Saturday, March 28, 2009
Cherry Blossom Festival Time in Washington DC
It's cherry blossom time in Washington D.C. Our family has a special affinity for this time of year in Washington DC because a member of our family was a Cherry Blossom Princess, representing Oregon, a few years ago and we all attended some of the festivities.
The National Cherry Blossom Festival is an annual celebration in Washington, D.C., from March 31st through April 15th, commemorating the March 27, 1912, gift to the city of Japanese cherry trees from Mayor Yukio Ozaki of Tokyo. Mayor Ozaki donated the trees in an effort to enhance the growing friendship between the United States and Japan and also celebrate the continued close relationship between the two peoples.
In a simple ceremony on March 27, 1912, First Lady Helen Herron Taft and Viscountess Chinda, wife of the Japanese ambassador, planted the first two of these trees on the north bank of the Tidal Basin in West Potomac Park. By 1915 the United States government had responded with a gift of flowering dogwood trees to the people of Japan. In 1927, a group of American school children reenacted the initial planting; the first festival was held in 1935, sponsored by civic groups in the nation's capital.
Three thousand, eight hundred more trees were accepted in 1965 by First Lady Lady Bird Johnson.

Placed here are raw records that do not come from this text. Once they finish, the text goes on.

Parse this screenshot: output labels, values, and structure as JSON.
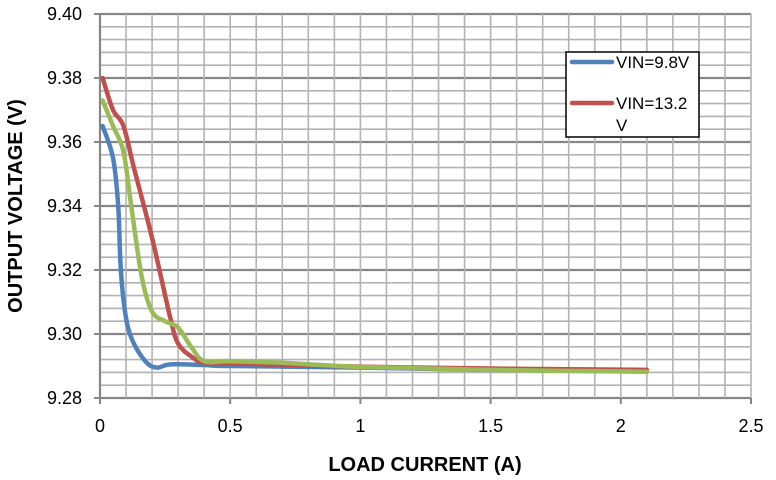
{
  "chart_data": {
    "type": "line",
    "title": "",
    "xlabel": "LOAD CURRENT (A)",
    "ylabel": "OUTPUT VOLTAGE (V)",
    "xlim": [
      0,
      2.5
    ],
    "ylim": [
      9.28,
      9.4
    ],
    "x_ticks": [
      "0",
      "0.5",
      "1",
      "1.5",
      "2",
      "2.5"
    ],
    "y_ticks": [
      "9.28",
      "9.30",
      "9.32",
      "9.34",
      "9.36",
      "9.38",
      "9.40"
    ],
    "grid": true,
    "legend_position": "top-right",
    "legend": [
      "VIN=9.8V",
      "VIN=13.2 V"
    ],
    "series": [
      {
        "name": "VIN=9.8V",
        "color": "#4F81BD",
        "x": [
          0.01,
          0.05,
          0.07,
          0.08,
          0.1,
          0.13,
          0.18,
          0.22,
          0.27,
          0.4,
          0.5,
          1.0,
          1.5,
          2.1
        ],
        "y": [
          9.365,
          9.355,
          9.34,
          9.32,
          9.305,
          9.297,
          9.291,
          9.2895,
          9.2905,
          9.2903,
          9.29,
          9.2895,
          9.2888,
          9.2883
        ]
      },
      {
        "name": "VIN=13.2 V",
        "color": "#C0504D",
        "x": [
          0.01,
          0.05,
          0.09,
          0.13,
          0.2,
          0.27,
          0.3,
          0.35,
          0.4,
          0.5,
          1.0,
          1.5,
          2.1
        ],
        "y": [
          9.38,
          9.37,
          9.365,
          9.352,
          9.33,
          9.305,
          9.297,
          9.293,
          9.291,
          9.2908,
          9.2898,
          9.2892,
          9.2888
        ]
      },
      {
        "color": "#9BBB59",
        "x": [
          0.01,
          0.05,
          0.09,
          0.12,
          0.16,
          0.2,
          0.25,
          0.3,
          0.35,
          0.4,
          0.5,
          0.7,
          1.0,
          1.5,
          2.1
        ],
        "y": [
          9.373,
          9.365,
          9.357,
          9.34,
          9.318,
          9.307,
          9.304,
          9.302,
          9.296,
          9.2915,
          9.2915,
          9.291,
          9.2897,
          9.2888,
          9.2882
        ]
      }
    ]
  }
}
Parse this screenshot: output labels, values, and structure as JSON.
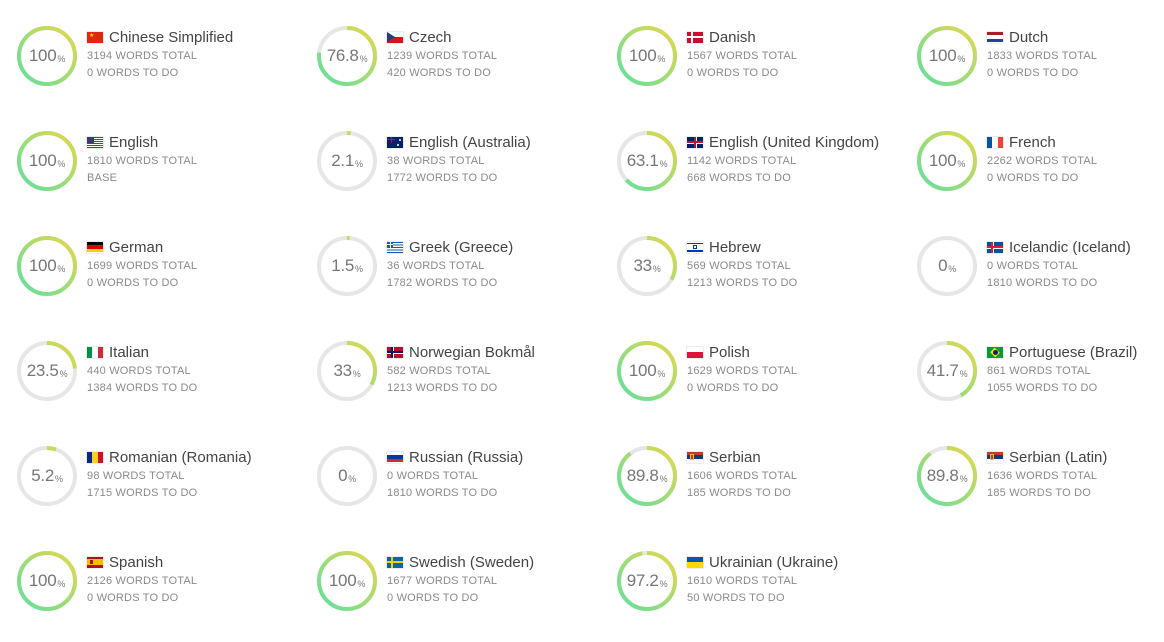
{
  "suffix_total": "WORDS TOTAL",
  "suffix_todo": "WORDS TO DO",
  "colors": {
    "track": "#e6e6e6",
    "grad_start": "#5ee0a0",
    "grad_end": "#e6d84a",
    "text": "#777777"
  },
  "languages": [
    {
      "name": "Chinese Simplified",
      "percent": 100,
      "percent_label": "100",
      "total": "3194",
      "sub": "0 WORDS TO DO",
      "flag": "cn"
    },
    {
      "name": "Czech",
      "percent": 76.8,
      "percent_label": "76.8",
      "total": "1239",
      "sub": "420 WORDS TO DO",
      "flag": "cz"
    },
    {
      "name": "Danish",
      "percent": 100,
      "percent_label": "100",
      "total": "1567",
      "sub": "0 WORDS TO DO",
      "flag": "dk"
    },
    {
      "name": "Dutch",
      "percent": 100,
      "percent_label": "100",
      "total": "1833",
      "sub": "0 WORDS TO DO",
      "flag": "nl"
    },
    {
      "name": "English",
      "percent": 100,
      "percent_label": "100",
      "total": "1810",
      "sub": "BASE",
      "flag": "us"
    },
    {
      "name": "English (Australia)",
      "percent": 2.1,
      "percent_label": "2.1",
      "total": "38",
      "sub": "1772 WORDS TO DO",
      "flag": "au"
    },
    {
      "name": "English (United Kingdom)",
      "percent": 63.1,
      "percent_label": "63.1",
      "total": "1142",
      "sub": "668 WORDS TO DO",
      "flag": "gb"
    },
    {
      "name": "French",
      "percent": 100,
      "percent_label": "100",
      "total": "2262",
      "sub": "0 WORDS TO DO",
      "flag": "fr"
    },
    {
      "name": "German",
      "percent": 100,
      "percent_label": "100",
      "total": "1699",
      "sub": "0 WORDS TO DO",
      "flag": "de"
    },
    {
      "name": "Greek (Greece)",
      "percent": 1.5,
      "percent_label": "1.5",
      "total": "36",
      "sub": "1782 WORDS TO DO",
      "flag": "gr"
    },
    {
      "name": "Hebrew",
      "percent": 33,
      "percent_label": "33",
      "total": "569",
      "sub": "1213 WORDS TO DO",
      "flag": "il"
    },
    {
      "name": "Icelandic (Iceland)",
      "percent": 0,
      "percent_label": "0",
      "total": "0",
      "sub": "1810 WORDS TO DO",
      "flag": "is"
    },
    {
      "name": "Italian",
      "percent": 23.5,
      "percent_label": "23.5",
      "total": "440",
      "sub": "1384 WORDS TO DO",
      "flag": "it"
    },
    {
      "name": "Norwegian Bokmål",
      "percent": 33,
      "percent_label": "33",
      "total": "582",
      "sub": "1213 WORDS TO DO",
      "flag": "no"
    },
    {
      "name": "Polish",
      "percent": 100,
      "percent_label": "100",
      "total": "1629",
      "sub": "0 WORDS TO DO",
      "flag": "pl"
    },
    {
      "name": "Portuguese (Brazil)",
      "percent": 41.7,
      "percent_label": "41.7",
      "total": "861",
      "sub": "1055 WORDS TO DO",
      "flag": "br"
    },
    {
      "name": "Romanian (Romania)",
      "percent": 5.2,
      "percent_label": "5.2",
      "total": "98",
      "sub": "1715 WORDS TO DO",
      "flag": "ro"
    },
    {
      "name": "Russian (Russia)",
      "percent": 0,
      "percent_label": "0",
      "total": "0",
      "sub": "1810 WORDS TO DO",
      "flag": "ru"
    },
    {
      "name": "Serbian",
      "percent": 89.8,
      "percent_label": "89.8",
      "total": "1606",
      "sub": "185 WORDS TO DO",
      "flag": "rs"
    },
    {
      "name": "Serbian (Latin)",
      "percent": 89.8,
      "percent_label": "89.8",
      "total": "1636",
      "sub": "185 WORDS TO DO",
      "flag": "rs"
    },
    {
      "name": "Spanish",
      "percent": 100,
      "percent_label": "100",
      "total": "2126",
      "sub": "0 WORDS TO DO",
      "flag": "es"
    },
    {
      "name": "Swedish (Sweden)",
      "percent": 100,
      "percent_label": "100",
      "total": "1677",
      "sub": "0 WORDS TO DO",
      "flag": "se"
    },
    {
      "name": "Ukrainian (Ukraine)",
      "percent": 97.2,
      "percent_label": "97.2",
      "total": "1610",
      "sub": "50 WORDS TO DO",
      "flag": "ua"
    }
  ]
}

In 1981 the cycle of giving came full circle. Japanese horticulturalists came to take cuttings from our trees to replace Yoshino cherry trees in Japan which had been destroyed in a flood. With this return gift, the trees again fulfilled their roles as a symbol and agent of friendship. The most recent event in this cycle occurred in the fall of 1999. It involved the formal planting in the Tidal Basin of a new generation of cuttings from a famous Japanese cherry tree in Gifu province reputed to be over 1500 years old.

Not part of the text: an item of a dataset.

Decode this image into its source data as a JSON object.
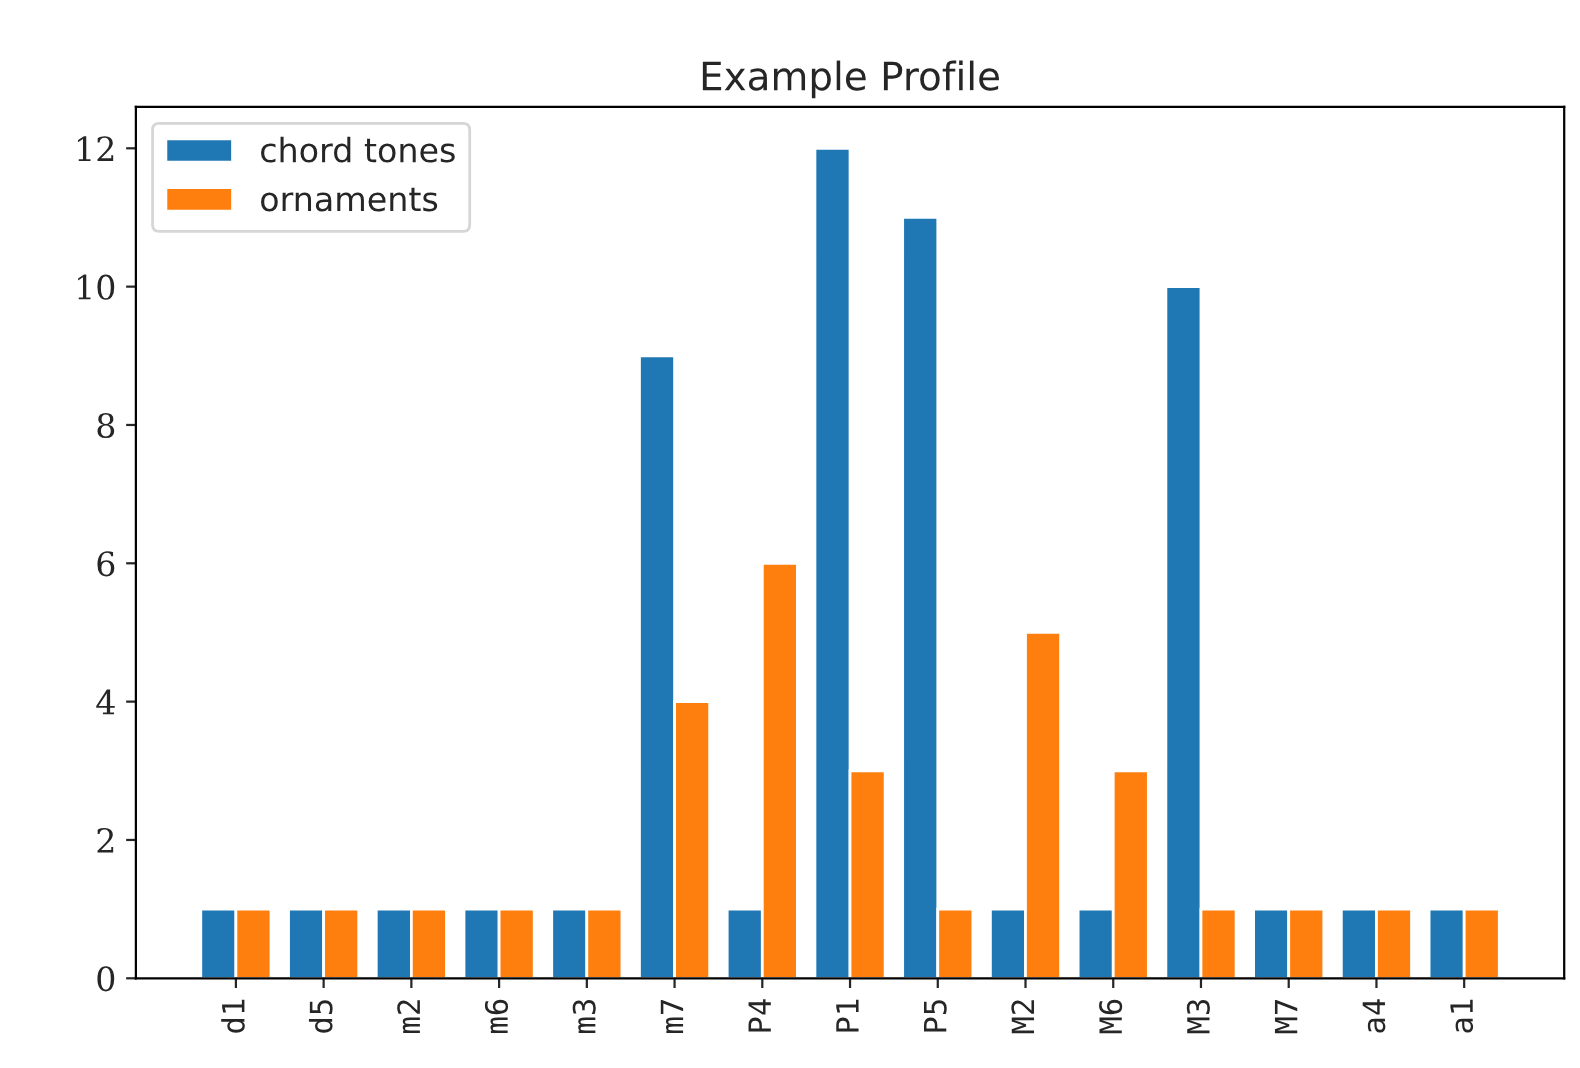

In 1994 the Festival was expanded to two weeks to accommodate the many activities that happen during the trees blooming. Today the National Cherry Blossom Festival is coordinated by the National Cherry Blossom Festival, Inc., an umbrella organization consisting of representatives of business, civic and governmental organizations. More than 700,000 people visit Washington each year to admire the blossoming cherry trees that herald the beginning of spring in the nation's capital.

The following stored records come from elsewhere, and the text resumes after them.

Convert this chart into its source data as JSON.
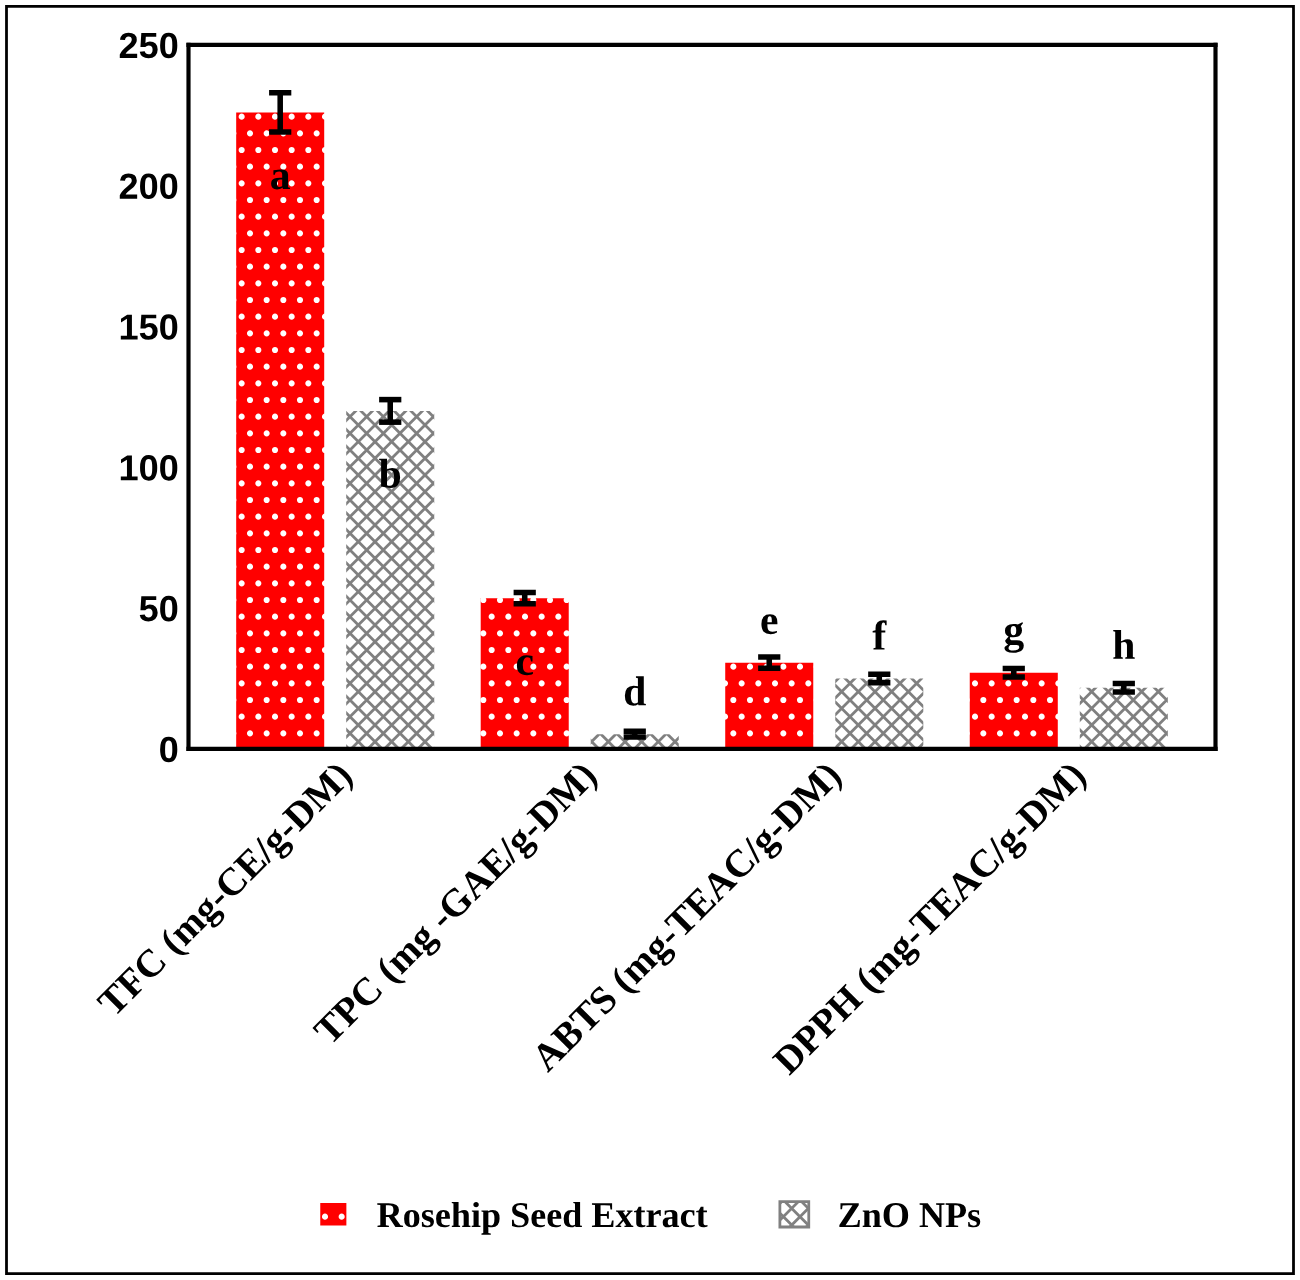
{
  "chart_data": {
    "type": "bar",
    "categories": [
      "TFC (mg-CE/g-DM)",
      "TPC (mg -GAE/g-DM)",
      "ABTS (mg-TEAC/g-DM)",
      "DPPH (mg-TEAC/g-DM)"
    ],
    "series": [
      {
        "name": "Rosehip Seed Extract",
        "color": "#ff0000",
        "values": [
          226,
          53.5,
          30.6,
          27
        ],
        "errors": [
          7,
          2,
          2,
          1.5
        ]
      },
      {
        "name": "ZnO NPs",
        "color": "#808080",
        "values": [
          120,
          5.2,
          25,
          21.7
        ],
        "errors": [
          4,
          1,
          1.5,
          1.5
        ]
      }
    ],
    "ylim": [
      0,
      250
    ],
    "yticks": [
      0,
      50,
      100,
      150,
      200,
      250
    ],
    "grid": false,
    "legend": "bottom",
    "annotations": [
      "a",
      "b",
      "c",
      "d",
      "e",
      "f",
      "g",
      "h"
    ]
  }
}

The famous trees signal the coming of spring with an explosion of life and color surrounding the Tidal Basin portion of the West Potomac Park in a sea of pale pink and white. The two-week festival is kicked off with an opening ceremony, followed by a dizzying array of activities and cultural events. Every day there is a sushi/sake celebration, classes about cherry blossoms, and a bike tour of the Tidal Basin. Art exhibits figure heavily during this time, such as photography (both local and Asian), sculpture, animation, and various cultural performances throughout Washington, D.C. Rakugo, kimono fashion shows, art exhibits, dance, singing, martial arts, merchant-sponsored events, and much more can be seen during this time.
The Cherry Blossom Princess Program is sponsored by the National Conference of State Societies on behalf of individual member state societies. Every year since 1948, state societies have selected students as princesses to represent their states in the festival.
Princesses perform a variety of public relations and diplomatic duties during the week which are an integral part of the overall educational and goodwill mission of the festival. The Cherry Blossom Queen, who is selected by a random spin of a wheel of fortune, and the first runner-up may be asked to represent the National Conference of State Societies at other events during their year-long reign. Every year since 1973, the queen has been invited to visit Japan by the Japan Cherry Blossom Association.